Por falar em assuntos da área de proteção, Geddel Vieira Lima é um que, passadas mais de três décadas protegido, vê-se menos distante do mundo dos comuns.
Um esboço desse Geddel está no documentário “Geddel vai às compras”, como lembra o jornalista Tiago Dantas. A propósito das compras de fazendas e imóveis, lá está que o patrimônio de Geddel aumentou 364% em quatro anos, entre 1994 e 98 (governo Fernando Henrique Cardoso).

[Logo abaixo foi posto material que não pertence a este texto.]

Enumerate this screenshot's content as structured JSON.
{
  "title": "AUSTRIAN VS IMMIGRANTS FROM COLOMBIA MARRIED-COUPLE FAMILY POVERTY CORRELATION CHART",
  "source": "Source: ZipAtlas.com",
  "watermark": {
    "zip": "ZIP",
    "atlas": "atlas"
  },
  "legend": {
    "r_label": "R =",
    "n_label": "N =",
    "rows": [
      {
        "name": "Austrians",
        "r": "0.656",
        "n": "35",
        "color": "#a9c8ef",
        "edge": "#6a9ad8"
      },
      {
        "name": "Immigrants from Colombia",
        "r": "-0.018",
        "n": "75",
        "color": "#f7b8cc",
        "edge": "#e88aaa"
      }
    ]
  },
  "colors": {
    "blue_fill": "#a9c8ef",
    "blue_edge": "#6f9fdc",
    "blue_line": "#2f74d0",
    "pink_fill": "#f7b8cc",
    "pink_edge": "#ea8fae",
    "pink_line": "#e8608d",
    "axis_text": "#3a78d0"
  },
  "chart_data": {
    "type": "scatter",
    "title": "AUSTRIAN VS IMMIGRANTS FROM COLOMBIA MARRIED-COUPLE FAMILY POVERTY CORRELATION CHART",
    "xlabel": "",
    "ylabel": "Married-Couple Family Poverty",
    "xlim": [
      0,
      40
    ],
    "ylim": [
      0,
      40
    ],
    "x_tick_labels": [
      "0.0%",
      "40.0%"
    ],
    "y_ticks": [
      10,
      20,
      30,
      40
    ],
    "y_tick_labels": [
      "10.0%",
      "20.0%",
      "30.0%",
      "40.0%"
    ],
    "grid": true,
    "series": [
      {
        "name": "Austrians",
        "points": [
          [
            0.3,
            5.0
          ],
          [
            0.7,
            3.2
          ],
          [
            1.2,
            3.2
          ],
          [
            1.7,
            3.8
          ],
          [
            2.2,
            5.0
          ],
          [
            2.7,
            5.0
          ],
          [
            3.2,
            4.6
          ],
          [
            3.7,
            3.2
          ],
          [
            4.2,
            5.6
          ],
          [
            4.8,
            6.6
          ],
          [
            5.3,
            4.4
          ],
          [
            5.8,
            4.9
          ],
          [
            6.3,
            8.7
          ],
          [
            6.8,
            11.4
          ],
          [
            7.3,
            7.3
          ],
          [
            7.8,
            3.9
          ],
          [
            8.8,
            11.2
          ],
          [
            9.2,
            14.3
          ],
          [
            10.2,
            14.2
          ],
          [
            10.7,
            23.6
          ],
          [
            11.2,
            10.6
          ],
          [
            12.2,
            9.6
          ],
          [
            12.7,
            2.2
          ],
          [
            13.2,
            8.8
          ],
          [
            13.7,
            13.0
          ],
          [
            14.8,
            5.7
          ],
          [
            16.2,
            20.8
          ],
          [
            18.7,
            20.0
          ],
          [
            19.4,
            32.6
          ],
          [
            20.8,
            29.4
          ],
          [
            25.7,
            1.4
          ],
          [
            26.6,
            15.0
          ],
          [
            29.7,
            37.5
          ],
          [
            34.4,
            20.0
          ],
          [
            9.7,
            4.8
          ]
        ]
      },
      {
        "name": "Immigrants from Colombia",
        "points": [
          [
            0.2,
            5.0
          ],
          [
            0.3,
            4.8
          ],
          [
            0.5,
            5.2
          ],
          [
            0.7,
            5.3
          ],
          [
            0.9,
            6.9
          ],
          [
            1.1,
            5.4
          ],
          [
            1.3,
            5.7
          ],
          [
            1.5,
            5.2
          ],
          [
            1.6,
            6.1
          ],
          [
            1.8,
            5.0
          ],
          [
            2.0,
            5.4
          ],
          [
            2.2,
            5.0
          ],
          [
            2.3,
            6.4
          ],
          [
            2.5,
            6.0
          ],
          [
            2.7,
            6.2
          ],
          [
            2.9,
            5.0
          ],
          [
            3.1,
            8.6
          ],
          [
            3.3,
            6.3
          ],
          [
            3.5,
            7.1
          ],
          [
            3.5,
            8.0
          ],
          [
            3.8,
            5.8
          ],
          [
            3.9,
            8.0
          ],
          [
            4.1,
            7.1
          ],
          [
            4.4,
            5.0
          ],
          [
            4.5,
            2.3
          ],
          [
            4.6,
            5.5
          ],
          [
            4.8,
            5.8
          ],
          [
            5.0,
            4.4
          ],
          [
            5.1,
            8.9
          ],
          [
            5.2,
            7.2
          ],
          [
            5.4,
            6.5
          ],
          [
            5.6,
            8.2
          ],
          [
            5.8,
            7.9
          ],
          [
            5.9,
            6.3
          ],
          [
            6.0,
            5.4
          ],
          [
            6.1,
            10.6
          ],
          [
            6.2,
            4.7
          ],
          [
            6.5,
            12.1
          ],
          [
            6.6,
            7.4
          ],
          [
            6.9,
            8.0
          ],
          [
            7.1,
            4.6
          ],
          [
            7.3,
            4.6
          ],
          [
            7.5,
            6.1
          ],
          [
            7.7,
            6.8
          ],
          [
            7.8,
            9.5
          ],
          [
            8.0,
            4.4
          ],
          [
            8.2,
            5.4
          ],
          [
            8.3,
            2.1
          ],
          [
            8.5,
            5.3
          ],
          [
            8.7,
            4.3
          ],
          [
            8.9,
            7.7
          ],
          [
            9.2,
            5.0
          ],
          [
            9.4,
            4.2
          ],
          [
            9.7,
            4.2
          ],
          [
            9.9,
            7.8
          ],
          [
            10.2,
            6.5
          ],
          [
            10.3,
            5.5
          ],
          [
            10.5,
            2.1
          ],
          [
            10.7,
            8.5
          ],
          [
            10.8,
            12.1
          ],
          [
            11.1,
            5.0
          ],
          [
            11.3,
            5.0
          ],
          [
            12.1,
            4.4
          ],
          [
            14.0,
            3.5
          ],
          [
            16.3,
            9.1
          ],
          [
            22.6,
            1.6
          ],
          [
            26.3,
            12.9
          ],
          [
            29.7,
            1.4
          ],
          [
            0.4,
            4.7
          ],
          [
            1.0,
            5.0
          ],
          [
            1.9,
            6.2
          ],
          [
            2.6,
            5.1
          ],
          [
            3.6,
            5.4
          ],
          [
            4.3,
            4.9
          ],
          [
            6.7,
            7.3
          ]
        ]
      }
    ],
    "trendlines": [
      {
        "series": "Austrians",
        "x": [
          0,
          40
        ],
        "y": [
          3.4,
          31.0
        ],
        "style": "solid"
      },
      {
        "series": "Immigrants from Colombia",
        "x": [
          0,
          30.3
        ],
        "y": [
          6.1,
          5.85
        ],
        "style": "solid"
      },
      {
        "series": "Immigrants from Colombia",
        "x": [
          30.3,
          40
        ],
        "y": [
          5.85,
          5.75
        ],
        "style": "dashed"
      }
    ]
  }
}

Não faltou, portanto, quem mostrasse Geddel na melhor autenticidade —nem estou me gabando do processo que moveu contra mim, em vão. A sua corrupção, como a de tantos, não foi obra continuada apenas de corruptos e corruptores. Os mantenedores da velha área de proteção têm a mesma responsabilidade reconhecida aos delinquentes que vêm de longe.
PODE?
Sergio Moro considerou que Lula “não tinha o direito” de lhe perguntar se poderia dizer, aos netos e outros familiares, estar sob julgamento de um juiz imparcial. É uma pergunta que todo juiz pode ouvir, com algum ou sem nenhum abalo. A depender só do juiz e suas condições, não da pergunta.
A resposta de Moro foi, claro, “pode”. Mesmo sem duvidar, nestes tempos indefinidos cabe esperar, até saber se a resposta foi mais para serenar Lula ou para confortar o próprio Moro.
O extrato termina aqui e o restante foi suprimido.